Meat Me Halfway review: A thoughtful case for the reducetarian diet

When it comes to eating meat, it is never purely about protein. Some carnivores are so committed, they recognise vegetables only as side dishes, while those who abstain from animal products will almost certainly refuse a steak from an ethical, organic supplier – but might do so in favour of an intensely processed vegan proxy. Our attitudes to eating animals are highly personal, but increasingly consequential. Is it possible to strike a middle ground?

Meat Me Halfway, by Brian Kateman at non-profit organisation the Reducetarian Foundation, is a thoughtful, engaging documentary about our attachment to eating animals, and how we might move on from it.

It follows Kateman as he seeks to unpick the resistance he has encountered in encouraging people not to give up meat altogether, but simply to eat less. As a failed vegetarian in college, he co-founded the Reducetarian movement to target those who would never dream of going entirely (or even mostly) plant-based.

Eating less meat seemed a no-brainer to Kateman when considering its benefits to individual health and in terms of lowering greenhouse gas emissions and lessening our reliance on the structural cruelty of factory farming.

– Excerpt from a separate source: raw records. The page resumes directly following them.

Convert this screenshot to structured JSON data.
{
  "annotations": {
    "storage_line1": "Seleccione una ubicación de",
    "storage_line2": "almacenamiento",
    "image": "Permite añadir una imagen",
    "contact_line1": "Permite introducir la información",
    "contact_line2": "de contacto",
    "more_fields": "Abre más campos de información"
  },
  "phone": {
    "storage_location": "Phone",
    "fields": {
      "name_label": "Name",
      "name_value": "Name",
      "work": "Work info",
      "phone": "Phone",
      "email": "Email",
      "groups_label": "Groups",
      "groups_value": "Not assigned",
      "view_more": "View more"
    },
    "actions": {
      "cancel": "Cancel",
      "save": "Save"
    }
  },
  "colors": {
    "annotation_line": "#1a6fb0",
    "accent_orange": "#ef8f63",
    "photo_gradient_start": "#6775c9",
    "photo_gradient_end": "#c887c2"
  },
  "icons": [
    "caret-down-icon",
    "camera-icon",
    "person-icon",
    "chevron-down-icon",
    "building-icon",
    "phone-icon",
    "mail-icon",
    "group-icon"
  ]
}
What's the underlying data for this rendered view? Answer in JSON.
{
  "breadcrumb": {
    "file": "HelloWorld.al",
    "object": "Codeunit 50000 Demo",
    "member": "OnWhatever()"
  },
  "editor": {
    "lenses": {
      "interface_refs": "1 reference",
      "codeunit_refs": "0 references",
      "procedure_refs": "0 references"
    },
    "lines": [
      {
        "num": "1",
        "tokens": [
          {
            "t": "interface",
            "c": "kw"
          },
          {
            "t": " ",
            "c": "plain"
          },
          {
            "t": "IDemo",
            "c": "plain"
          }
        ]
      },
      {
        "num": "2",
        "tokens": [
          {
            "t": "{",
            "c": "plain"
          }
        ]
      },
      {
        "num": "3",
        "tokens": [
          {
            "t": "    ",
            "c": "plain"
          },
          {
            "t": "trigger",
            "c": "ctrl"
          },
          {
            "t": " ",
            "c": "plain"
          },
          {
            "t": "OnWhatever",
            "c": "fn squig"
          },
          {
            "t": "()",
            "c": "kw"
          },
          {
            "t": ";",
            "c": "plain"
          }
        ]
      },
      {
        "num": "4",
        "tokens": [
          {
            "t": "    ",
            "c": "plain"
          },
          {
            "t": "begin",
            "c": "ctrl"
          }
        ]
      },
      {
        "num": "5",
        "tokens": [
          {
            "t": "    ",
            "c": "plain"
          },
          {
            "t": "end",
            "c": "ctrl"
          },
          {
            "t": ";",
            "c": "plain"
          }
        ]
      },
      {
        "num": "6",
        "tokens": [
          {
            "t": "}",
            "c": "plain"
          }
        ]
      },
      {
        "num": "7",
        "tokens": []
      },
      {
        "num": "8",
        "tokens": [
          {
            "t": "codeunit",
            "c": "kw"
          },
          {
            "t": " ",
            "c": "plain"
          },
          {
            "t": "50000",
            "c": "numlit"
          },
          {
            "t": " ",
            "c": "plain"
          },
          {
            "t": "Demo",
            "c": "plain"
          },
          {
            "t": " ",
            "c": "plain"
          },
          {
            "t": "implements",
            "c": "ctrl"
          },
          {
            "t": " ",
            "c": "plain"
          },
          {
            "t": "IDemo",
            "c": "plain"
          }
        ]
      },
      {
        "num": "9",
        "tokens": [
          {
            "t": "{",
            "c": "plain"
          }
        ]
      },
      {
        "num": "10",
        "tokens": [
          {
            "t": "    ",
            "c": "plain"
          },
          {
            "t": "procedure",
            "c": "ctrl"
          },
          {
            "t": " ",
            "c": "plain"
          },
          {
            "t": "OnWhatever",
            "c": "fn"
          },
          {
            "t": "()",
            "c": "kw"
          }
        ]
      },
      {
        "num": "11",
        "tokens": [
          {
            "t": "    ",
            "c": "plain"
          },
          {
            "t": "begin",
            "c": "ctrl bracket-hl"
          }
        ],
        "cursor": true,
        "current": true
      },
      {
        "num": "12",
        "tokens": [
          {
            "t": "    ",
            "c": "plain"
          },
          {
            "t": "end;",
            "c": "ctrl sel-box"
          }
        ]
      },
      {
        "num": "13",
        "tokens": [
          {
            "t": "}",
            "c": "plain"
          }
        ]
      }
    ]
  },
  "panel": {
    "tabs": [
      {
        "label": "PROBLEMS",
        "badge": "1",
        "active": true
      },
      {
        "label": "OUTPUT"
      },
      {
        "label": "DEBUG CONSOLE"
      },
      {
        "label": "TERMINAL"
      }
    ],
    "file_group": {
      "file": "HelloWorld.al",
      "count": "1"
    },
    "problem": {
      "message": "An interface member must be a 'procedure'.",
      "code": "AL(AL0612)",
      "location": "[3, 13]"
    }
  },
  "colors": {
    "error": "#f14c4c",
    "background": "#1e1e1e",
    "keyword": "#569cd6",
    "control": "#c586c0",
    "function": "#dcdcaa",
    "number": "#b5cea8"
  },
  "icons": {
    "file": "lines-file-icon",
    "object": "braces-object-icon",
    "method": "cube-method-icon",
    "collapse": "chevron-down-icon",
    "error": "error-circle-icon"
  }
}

Yet he was met with scepticism and ridicule from committed carnivores, and anger from animal rights activists who saw him as undermining their ethical position.

By staking out the middle ground, Kateman seemed to provoke the polar views on meat-eating, while some people like his father – equally sceptical of climate change and guacamole – remained unconvinced of the need to cut down. Indeed, meat consumption has gone up alongside our awareness of its toll on the environment.

Concludes at source

(Link courtesy of Bill McKibben’s article)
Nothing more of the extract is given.